Thanks Sig. I will check it out. I have a sweet spot for Gopher as my wife was at the U of MN during the hey day of Gopher and the start of Gopher II. I was mostly digging up things via veronica or archie searches back in college, but did do some mud rooms as well. Yes, I am old and my wife might be younger :-) Lucky me. Back on topic, I did get her to switch from Windows ME to Linux as she hated ME so much.
Hey, when did bash tab-completion of filenames become context sensitive?
I just recently noticed that if I have multiple files with mostly the same name but different suffixes, tab-completion will give me the right one based on the command I'm executing.
For example, if I have "foo.odt" and "foo.pdf" in the same directory, and I type "ls -l foo<TAB>" it will beep and list both files for me ... but if I type "libreoffice foo<TAB>" it will complete to foo.odt, while if I type "evince foo<TAB>" it will complete to foo.pdf.
That's pretty cool and I'm wondering when it came into existence.
Fri Dec 13 2013 13:23:58 EST from IGnatius T Foobar @ Uncensored
Hey, when did bash tab-completion of filenames become context sensitive?
http://bash-completion.alioth.debian.org/
Have been using that for at least 3 years now, I think maybe even 5 years.
What I like even more is that the completion also works for commands, like /etc/init.d/citadel sta[TAB] *bing* might offer you "start" and "status". (Ok, that is not really a giant step for mankind... just an example.) Similar stuff works all around the bash, in Gentoo you need to actively request it for some stuff, though.
with modern git versions, it can even tab-complete i.e. branches,
ala git chekout sta<tab>-> ble-8<tab> list of matches.
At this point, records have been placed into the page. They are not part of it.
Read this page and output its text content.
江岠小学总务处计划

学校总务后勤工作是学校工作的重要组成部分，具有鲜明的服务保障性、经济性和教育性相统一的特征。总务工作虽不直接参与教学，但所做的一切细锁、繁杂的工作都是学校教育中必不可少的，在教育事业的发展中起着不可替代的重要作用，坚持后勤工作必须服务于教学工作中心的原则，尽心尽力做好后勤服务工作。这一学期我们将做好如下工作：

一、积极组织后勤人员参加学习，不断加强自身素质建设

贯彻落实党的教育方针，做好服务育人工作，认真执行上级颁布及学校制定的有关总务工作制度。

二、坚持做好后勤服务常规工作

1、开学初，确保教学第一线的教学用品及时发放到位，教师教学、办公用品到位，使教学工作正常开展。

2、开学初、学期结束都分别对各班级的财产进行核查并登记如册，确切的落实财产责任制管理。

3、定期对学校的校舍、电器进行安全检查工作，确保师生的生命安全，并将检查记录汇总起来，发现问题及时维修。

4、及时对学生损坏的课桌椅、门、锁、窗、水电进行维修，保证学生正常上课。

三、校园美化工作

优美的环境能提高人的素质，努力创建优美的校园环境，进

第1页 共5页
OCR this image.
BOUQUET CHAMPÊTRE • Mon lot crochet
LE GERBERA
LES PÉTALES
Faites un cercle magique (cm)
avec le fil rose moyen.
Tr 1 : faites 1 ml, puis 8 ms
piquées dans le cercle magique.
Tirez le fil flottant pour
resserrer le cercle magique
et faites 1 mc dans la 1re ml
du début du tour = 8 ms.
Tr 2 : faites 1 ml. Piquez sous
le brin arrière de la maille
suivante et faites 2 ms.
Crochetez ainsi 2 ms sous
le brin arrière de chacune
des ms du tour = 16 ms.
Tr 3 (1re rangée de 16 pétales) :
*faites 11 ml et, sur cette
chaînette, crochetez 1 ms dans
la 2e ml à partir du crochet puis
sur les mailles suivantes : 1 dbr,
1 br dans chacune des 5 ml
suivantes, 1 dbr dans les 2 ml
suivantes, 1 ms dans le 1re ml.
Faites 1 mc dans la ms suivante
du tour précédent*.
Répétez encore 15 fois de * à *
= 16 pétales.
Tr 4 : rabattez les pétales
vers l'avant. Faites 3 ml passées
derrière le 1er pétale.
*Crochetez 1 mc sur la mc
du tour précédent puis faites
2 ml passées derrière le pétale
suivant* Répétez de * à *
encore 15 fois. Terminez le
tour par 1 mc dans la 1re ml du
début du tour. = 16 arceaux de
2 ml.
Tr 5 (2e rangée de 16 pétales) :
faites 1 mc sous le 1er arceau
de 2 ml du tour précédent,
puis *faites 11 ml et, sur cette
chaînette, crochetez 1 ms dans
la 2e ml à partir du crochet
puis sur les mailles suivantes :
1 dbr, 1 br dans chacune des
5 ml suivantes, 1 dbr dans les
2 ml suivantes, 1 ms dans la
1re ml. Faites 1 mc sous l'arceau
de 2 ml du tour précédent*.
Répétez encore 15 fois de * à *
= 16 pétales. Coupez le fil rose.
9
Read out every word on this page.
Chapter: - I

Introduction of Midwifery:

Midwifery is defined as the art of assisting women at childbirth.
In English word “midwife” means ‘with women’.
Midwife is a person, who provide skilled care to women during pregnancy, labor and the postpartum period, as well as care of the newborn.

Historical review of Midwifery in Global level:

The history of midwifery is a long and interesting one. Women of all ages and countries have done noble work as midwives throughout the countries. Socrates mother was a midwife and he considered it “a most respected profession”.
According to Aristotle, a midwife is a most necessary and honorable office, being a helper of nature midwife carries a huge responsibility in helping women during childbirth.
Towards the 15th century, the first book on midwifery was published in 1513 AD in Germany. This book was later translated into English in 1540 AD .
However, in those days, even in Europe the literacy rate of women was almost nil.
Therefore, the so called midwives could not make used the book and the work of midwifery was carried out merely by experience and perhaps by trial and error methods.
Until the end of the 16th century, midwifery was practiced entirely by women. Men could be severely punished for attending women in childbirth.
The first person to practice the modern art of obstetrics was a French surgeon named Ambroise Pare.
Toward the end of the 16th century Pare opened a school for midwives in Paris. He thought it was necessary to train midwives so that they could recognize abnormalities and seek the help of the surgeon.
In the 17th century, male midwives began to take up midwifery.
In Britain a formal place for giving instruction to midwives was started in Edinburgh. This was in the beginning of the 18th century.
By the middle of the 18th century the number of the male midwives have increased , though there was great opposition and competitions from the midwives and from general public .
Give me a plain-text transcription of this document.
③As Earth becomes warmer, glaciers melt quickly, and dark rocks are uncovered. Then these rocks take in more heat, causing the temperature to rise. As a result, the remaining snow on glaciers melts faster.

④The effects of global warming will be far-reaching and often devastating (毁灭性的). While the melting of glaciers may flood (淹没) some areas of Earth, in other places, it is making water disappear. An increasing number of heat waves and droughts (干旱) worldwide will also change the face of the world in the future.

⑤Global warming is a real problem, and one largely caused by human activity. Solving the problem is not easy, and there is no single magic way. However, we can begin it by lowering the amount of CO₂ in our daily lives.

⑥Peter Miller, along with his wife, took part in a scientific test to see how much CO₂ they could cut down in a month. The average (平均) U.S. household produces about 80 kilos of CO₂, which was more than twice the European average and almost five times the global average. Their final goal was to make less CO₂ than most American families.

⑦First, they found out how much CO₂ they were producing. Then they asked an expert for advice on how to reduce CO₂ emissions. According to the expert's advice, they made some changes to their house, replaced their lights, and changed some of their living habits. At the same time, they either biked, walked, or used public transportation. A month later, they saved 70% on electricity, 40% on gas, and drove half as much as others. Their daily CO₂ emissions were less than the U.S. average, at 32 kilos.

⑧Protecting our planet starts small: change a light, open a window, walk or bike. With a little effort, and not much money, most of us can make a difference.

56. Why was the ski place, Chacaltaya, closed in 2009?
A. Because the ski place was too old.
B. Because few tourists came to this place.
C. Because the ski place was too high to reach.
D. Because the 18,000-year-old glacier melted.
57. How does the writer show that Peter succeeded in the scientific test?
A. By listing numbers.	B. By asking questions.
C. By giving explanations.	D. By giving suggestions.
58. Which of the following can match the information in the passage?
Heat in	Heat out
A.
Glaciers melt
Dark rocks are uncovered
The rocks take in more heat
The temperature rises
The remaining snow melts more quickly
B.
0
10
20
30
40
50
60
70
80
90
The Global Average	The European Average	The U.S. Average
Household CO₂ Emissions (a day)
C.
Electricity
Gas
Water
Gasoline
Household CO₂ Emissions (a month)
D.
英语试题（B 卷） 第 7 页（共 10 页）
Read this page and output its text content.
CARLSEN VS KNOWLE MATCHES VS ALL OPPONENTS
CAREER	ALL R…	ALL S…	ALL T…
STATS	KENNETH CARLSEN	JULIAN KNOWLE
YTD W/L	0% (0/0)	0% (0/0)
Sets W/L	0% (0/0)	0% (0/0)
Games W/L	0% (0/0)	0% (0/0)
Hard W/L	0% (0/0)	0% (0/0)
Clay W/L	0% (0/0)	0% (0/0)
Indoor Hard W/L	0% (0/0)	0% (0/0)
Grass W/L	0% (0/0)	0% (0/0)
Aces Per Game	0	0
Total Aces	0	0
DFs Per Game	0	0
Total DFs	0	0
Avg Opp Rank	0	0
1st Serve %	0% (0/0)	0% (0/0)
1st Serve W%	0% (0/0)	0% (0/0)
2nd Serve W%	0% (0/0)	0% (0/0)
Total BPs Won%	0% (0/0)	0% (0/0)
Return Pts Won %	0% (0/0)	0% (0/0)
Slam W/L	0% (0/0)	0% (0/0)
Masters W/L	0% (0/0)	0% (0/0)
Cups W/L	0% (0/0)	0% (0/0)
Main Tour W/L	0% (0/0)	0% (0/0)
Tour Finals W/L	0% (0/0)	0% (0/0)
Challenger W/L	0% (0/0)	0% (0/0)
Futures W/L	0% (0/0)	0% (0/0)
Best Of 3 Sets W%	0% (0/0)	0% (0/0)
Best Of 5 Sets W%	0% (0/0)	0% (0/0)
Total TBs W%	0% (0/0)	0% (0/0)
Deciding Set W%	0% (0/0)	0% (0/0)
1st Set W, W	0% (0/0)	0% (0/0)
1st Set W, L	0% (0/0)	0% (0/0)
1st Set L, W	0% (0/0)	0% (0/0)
if you run only one app per hypervised cluster, who needs stuff like memory protection?
http://www.theregister.co.uk/2013/09/17/cloudius_systems_osv_cloud_software/
(or you use i.e. docker)
Why am I just now noticing it? I am immersed in the Linux shell every day.
I'm "soaking in it" right now, in fact, and noticing it's hard to type on my tablet dock keyboard when all the fingers on my left hand are tingly from too much guitar playing.
if you run only one app per hypervised cluster, who needs stuff like
memory protection?
That's an interesting approach. Minimal OS stack for an appliance that runs nothing but a JVM.
I wonder if that model could be extended to native applications. Why have all those runlevels and authentication systems and libraries and everything else when all you really need is libc and your application?
It would be very interesting to strip down a Linux to the point where it just initializes the network and runs your app directly from init. There are efforts like "jeos" but they're so generalized that they may not be stripped down to the bare minimum.
well, i'd rather question whether one needs fat virtualisation in first place..
seems to be the proper alternative with thin virtualisation - just one kernel in the game.
however, some of the concepts we use to bootstrap citadel propertly aren't implemented yet.
https://www.rollapp.com/apps
At the bottom center is a small clickable link for "test without signing in".
Didn't look at it long enough to see what the difference is between it and google drive.